Giving out bonuses to employees is a tried and true way to reward superior performance. Bonuses motivate employees. The return to the company is greater than the bonus given.
But in small businesses, there are ways to jiggle the process to improve the effect.
Example: A company with about 30 employees regularly handed out bonuses at the end of each year. A pot of money was set aside, then divided among employees whose performance had been exemplary during the year. The owner decided to try another method--shortening the period. Using the same amount of money, he divided it into four pots. At the end of each quarter, he handed out bonuses to employees showing performance most valuable to the company. By giving out bonuses four times each year instead of once, the effects were better. It put the reward closer to the performance deserving the bonus. Employees got motivated four times each year instead of once.
Example: Still looking at the situation, the same owner decided to try another variation. Using the same pot of bonus money, he divided it up into $100 bonuses. Whenever an employee showed exemplary performance or made a significant suggestion to improve the operations, the owner called everyone together and presented the $100 bonus. This variation caused considerable increase in enthusiasm among employees. It kept the bonus very close to the performance that earned it. At the end of the year, the owner still gave out small bonuses--gift cards in small amounts. Although this experimenting took place over several years, the owner arrived at a bonus system that worked well.
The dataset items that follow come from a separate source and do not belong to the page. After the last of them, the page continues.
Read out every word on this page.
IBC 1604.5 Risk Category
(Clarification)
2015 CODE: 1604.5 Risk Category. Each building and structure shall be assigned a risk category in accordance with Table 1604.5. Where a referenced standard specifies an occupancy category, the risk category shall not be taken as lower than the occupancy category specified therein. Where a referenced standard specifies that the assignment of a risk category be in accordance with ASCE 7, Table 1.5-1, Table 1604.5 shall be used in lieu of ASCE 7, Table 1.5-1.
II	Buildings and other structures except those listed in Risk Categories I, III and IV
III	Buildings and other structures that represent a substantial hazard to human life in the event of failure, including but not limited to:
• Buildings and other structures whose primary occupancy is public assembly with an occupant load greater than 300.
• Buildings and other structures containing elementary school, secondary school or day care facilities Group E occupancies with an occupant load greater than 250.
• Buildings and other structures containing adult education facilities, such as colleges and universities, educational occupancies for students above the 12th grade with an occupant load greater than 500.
If you give out bonuses to employees in your company, you might want to get creative in structuring the way you do it. What works in one place might--or might not--work in the next.
With bonuses, you are motivating employees to greater interest, motivation, and performance. And you are spurring your employees to focus their attention on a better future for the company.
Your business does not work very well under a cloud of uncertainty. When federal and state regulations come fast and furious, business tends to hunker down. The same is true of employees. So, don't make frequent changes in a bonus system. Employees like certainty, too.